From the Guidelines
Raynaud's phenomenon affecting the toes should be managed with calcium channel blockers, such as nifedipine, as the first-line treatment, according to the most recent and highest quality evidence available 1. To manage Raynaud's phenomenon, it is essential to start by keeping the feet warm with insulated socks, heated insoles, and avoiding cold exposure. When experiencing an attack, gently warming the feet by soaking them in warm (not hot) water or moving to a warmer environment can help. Avoiding smoking and limiting caffeine intake is also crucial, as these substances constrict blood vessels. Some key points to consider in managing Raynaud's phenomenon include:
- Avoiding triggers such as cold, trauma, stress, smoking, vibration injury, or certain drugs like bleomycin, clonidine, and ergot alkaloids 1
- Using physical therapy to stimulate blood flow, including exercises to generate heat, biofeedback, and laser treatment 1
- Considering topical nitroglycerin ointment (2%) for localized relief in affected toes 1
- In severe cases, phosphodiesterase inhibitors like sildenafil (20 mg three times daily) may be prescribed, but their high cost and potential side effects should be considered 1 It is essential to consult a healthcare provider if symptoms worsen, develop ulcers, or significantly impact daily life, as this could indicate secondary Raynaud's linked to an underlying condition requiring different treatment.

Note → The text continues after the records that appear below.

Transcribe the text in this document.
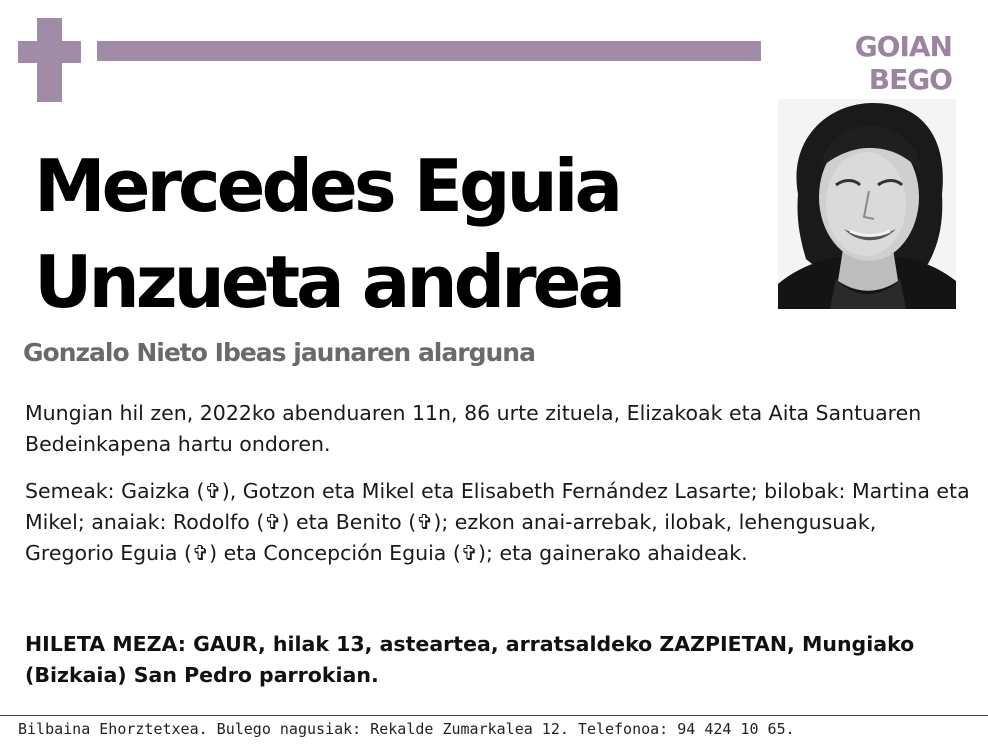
GOIAN BEGO
Mercedes Eguia
Unzueta andrea

Gonzalo Nieto Ibeas jaunaren alarguna

Mungian hil zen, 2022ko abenduaren 11n, 86 urte zituela, Elizakoak eta Aita Santuaren Bedeinkapena hartu ondoren.

Semeak: Gaizka (✞), Gotzon eta Mikel eta Elisabeth Fernández Lasarte; bilobak: Martina eta Mikel; anaiak: Rodolfo (✞) eta Benito (✞); ezkon anai-arrebak, ilobak, lehengusuak, Gregorio Eguia (✞) eta Concepción Eguia (✞); eta gainerako ahaideak.

HILETA MEZA: GAUR, hilak 13, asteartea, arratsaldeko ZAZPIETAN, Mungiako (Bizkaia) San Pedro parrokian.

Bilbaina Ehorztetxea. Bulego nagusiak: Rekalde Zumarkalea 12. Telefonoa: 94 424 10 65.
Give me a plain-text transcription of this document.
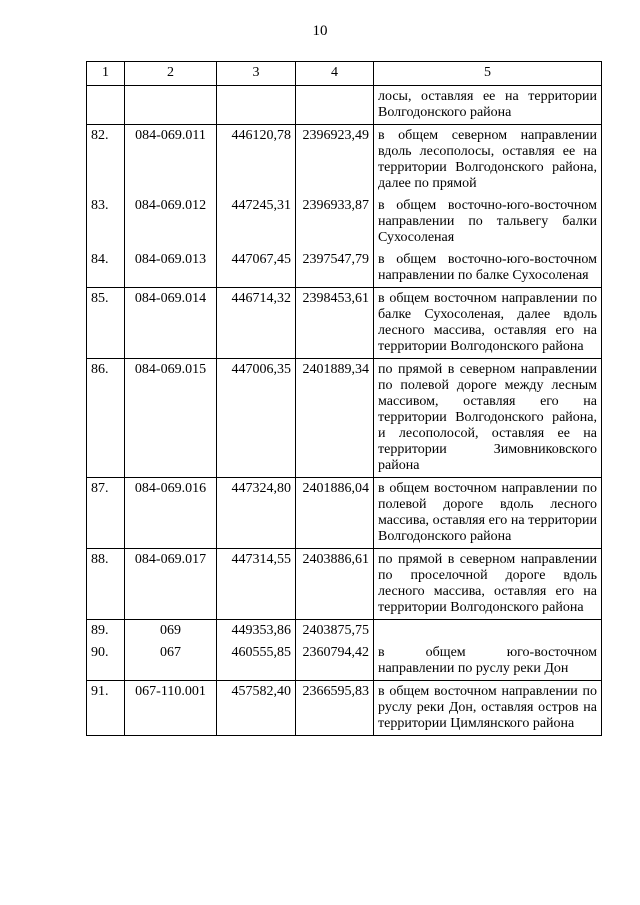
10
1	2	3	4	5
				лосы, оставляя ее на территории Волгодонского района
82.	084-069.011	446120,78	2396923,49	в общем северном направлении вдоль лесополосы, оставляя ее на территории Волгодонского района, далее по прямой
83.	084-069.012	447245,31	2396933,87	в общем восточно-юго-восточном направлении по тальвегу балки Сухосоленая
84.	084-069.013	447067,45	2397547,79	в общем восточно-юго-восточном направлении по балке Сухосоленая
85.	084-069.014	446714,32	2398453,61	в общем восточном направлении по балке Сухосоленая, далее вдоль лесного массива, оставляя его на территории Волгодонского района
86.	084-069.015	447006,35	2401889,34	по прямой в северном направлении по полевой дороге между лесным массивом, оставляя его на территории Волгодонского района, и лесополосой, оставляя ее на территории Зимовниковского района
87.	084-069.016	447324,80	2401886,04	в общем восточном направлении по полевой дороге вдоль лесного массива, оставляя его на территории Волгодонского района
88.	084-069.017	447314,55	2403886,61	по прямой в северном направлении по проселочной дороге вдоль лесного массива, оставляя его на территории Волгодонского района
89.	069	449353,86	2403875,75	
90.	067	460555,85	2360794,42	в общем юго-восточном направлении по руслу реки Дон
91.	067-110.001	457582,40	2366595,83	в общем восточном направлении по руслу реки Дон, оставляя остров на территории Цимлянского района
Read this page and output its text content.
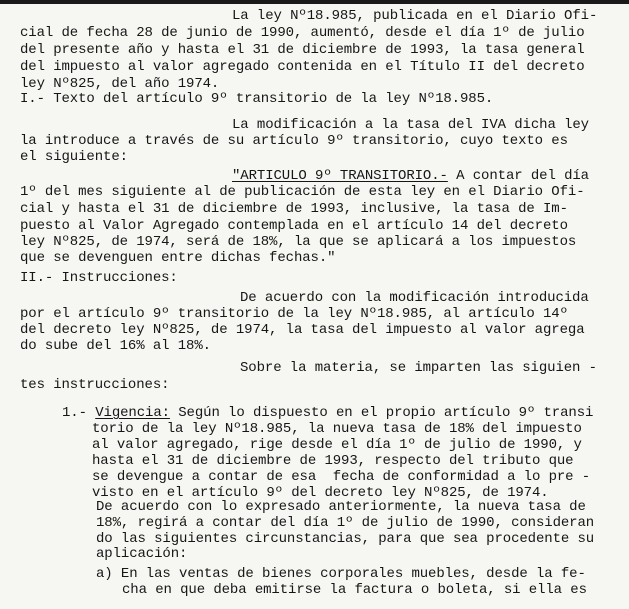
La ley Nº18.985, publicada en el Diario Ofi-
cial de fecha 28 de junio de 1990, aumentó, desde el día 1º de julio
del presente año y hasta el 31 de diciembre de 1993, la tasa general
del impuesto al valor agregado contenida en el Título II del decreto
ley Nº825, del año 1974.
I.- Texto del artículo 9º transitorio de la ley Nº18.985.
La modificación a la tasa del IVA dicha ley
la introduce a través de su artículo 9º transitorio, cuyo texto es
el siguiente:
"ARTICULO 9º TRANSITORIO.- A contar del día
1º del mes siguiente al de publicación de esta ley en el Diario Ofi-
cial y hasta el 31 de diciembre de 1993, inclusive, la tasa de Im-
puesto al Valor Agregado contemplada en el artículo 14 del decreto
ley Nº825, de 1974, será de 18%, la que se aplicará a los impuestos
que se devenguen entre dichas fechas."
II.- Instrucciones:
De acuerdo con la modificación introducida
por el artículo 9º transitorio de la ley Nº18.985, al artículo 14º
del decreto ley Nº825, de 1974, la tasa del impuesto al valor agrega
do sube del 16% al 18%.
Sobre la materia, se imparten las siguien -
tes instrucciones:
1.- Vigencia: Según lo dispuesto en el propio artículo 9º transi
torio de la ley Nº18.985, la nueva tasa de 18% del impuesto
al valor agregado, rige desde el día 1º de julio de 1990, y
hasta el 31 de diciembre de 1993, respecto del tributo que
se devengue a contar de esa  fecha de conformidad a lo pre -
visto en el artículo 9º del decreto ley Nº825, de 1974.
De acuerdo con lo expresado anteriormente, la nueva tasa de
18%, regirá a contar del día 1º de julio de 1990, consideran
do las siguientes circunstancias, para que sea procedente su
aplicación:
a) En las ventas de bienes corporales muebles, desde la fe-
cha en que deba emitirse la factura o boleta, si ella es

The management of Raynaud's phenomenon and digital ulcers in systemic sclerosis (SSc) can be guided by the algorithm suggested in the scientific evidence available, which recommends different lines of treatment and the strength of each recommendation 1.
From the Research
Treatment Options for Raynaud's Phenomenon of the Toes
- Lifestyle modifications may be sufficient to control primary Raynaud's phenomenon, but some patients, and most with secondary Raynaud's, require pharmacologic treatment 2.

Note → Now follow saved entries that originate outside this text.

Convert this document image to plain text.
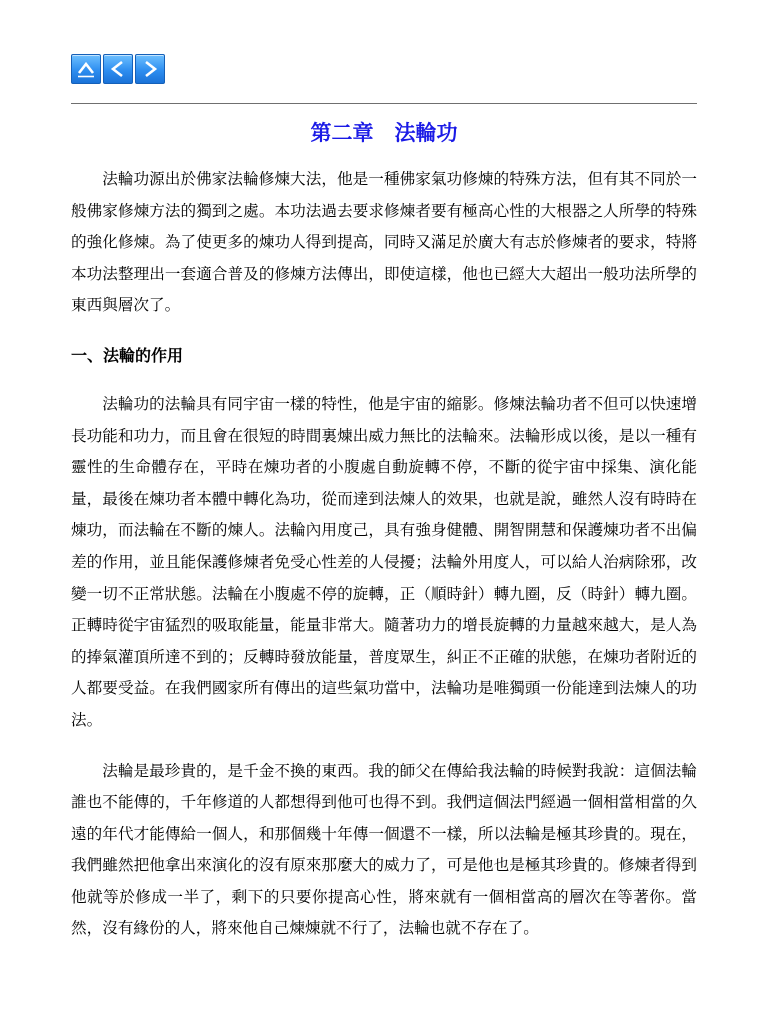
第二章　法輪功

法輪功源出於佛家法輪修煉大法，他是一種佛家氣功修煉的特殊方法，但有其不同於一般佛家修煉方法的獨到之處。本功法過去要求修煉者要有極高心性的大根器之人所學的特殊的強化修煉。為了使更多的煉功人得到提高，同時又滿足於廣大有志於修煉者的要求，特將本功法整理出一套適合普及的修煉方法傳出，即使這樣，他也已經大大超出一般功法所學的東西與層次了。

一、法輪的作用

法輪功的法輪具有同宇宙一樣的特性，他是宇宙的縮影。修煉法輪功者不但可以快速增長功能和功力，而且會在很短的時間裏煉出威力無比的法輪來。法輪形成以後，是以一種有靈性的生命體存在，平時在煉功者的小腹處自動旋轉不停，不斷的從宇宙中採集、演化能量，最後在煉功者本體中轉化為功，從而達到法煉人的效果，也就是說，雖然人沒有時時在煉功，而法輪在不斷的煉人。法輪內用度己，具有強身健體、開智開慧和保護煉功者不出偏差的作用，並且能保護修煉者免受心性差的人侵擾；法輪外用度人，可以給人治病除邪，改變一切不正常狀態。法輪在小腹處不停的旋轉，正（順時針）轉九圈，反（時針）轉九圈。正轉時從宇宙猛烈的吸取能量，能量非常大。隨著功力的增長旋轉的力量越來越大，是人為的捧氣灌頂所達不到的；反轉時發放能量，普度眾生，糾正不正確的狀態，在煉功者附近的人都要受益。在我們國家所有傳出的這些氣功當中，法輪功是唯獨頭一份能達到法煉人的功法。

法輪是最珍貴的，是千金不換的東西。我的師父在傳給我法輪的時候對我說：這個法輪誰也不能傳的，千年修道的人都想得到他可也得不到。我們這個法門經過一個相當相當的久遠的年代才能傳給一個人，和那個幾十年傳一個還不一樣，所以法輪是極其珍貴的。現在，我們雖然把他拿出來演化的沒有原來那麼大的威力了，可是他也是極其珍貴的。修煉者得到他就等於修成一半了，剩下的只要你提高心性，將來就有一個相當高的層次在等著你。當然，沒有緣份的人，將來他自己煉煉就不行了，法輪也就不存在了。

- Calcium channel blockers, such as nifedipine, are often considered when treatment is needed, but adverse effects can include hypotension, vasodilatation, peripheral oedema, and headaches 3.
- Other treatments that have been studied include:
- Phosphodiesterase type 5 inhibitors, which have been shown to be beneficial in reducing symptoms 4.
- Intravenous prostanoids, which are used to evaluate the risk of pathologies in large to medium-sized arteries 2.
- Topical nitrates, which can be used to manage Raynaud's phenomenon, but may be limited by adverse effects such as flushing, headache, and hypotension 3.
- Endothelin receptor antagonists, such as bosentan, which have been shown to reduce the number of new digital ulcers in scleroderma patients 3, 4.
- Botulinum toxin therapy, which was ineffective in a clinical trial involving scleroderma patients, but may require further study in other subsets of patients 4.
- Digital sympathectomy, which may be beneficial in cases of critical digital ischemia, but recurrence of symptoms is common 4.
Non-Pharmacological Treatment
- Avoiding cold and smoking cessation are important non-pharmacological approaches for managing Raynaud's phenomenon 3, 5.
- A detailed clinical history and careful physical examination may be helpful in identifying the cause of Raynaud's phenomenon 2.
- Routine investigations, such as a full blood count, measurement of erythrocyte sedimentation rate, C-reactive protein, antinuclear antibody levels, biochemical profile, thyroid function tests, protein electrophoresis, chest X-ray, and nailfold capillaroscopy, may be necessary to diagnose and manage Raynaud's phenomenon 2.
Pharmacological Treatment
- Calcium channel blockers are the most commonly prescribed drugs for people with primary Raynaud's phenomenon, and have been shown to be minimally effective in decreasing the frequency of attacks 6.
- Treatment with oral calcium channel blockers was associated with a number of adverse reactions, including headaches, flushing, and oedema (swelling) 6.
- The choice of pharmacological treatment for Raynaud's phenomenon should be based on the individual patient's needs and medical history, and may involve a combination of different medications 4.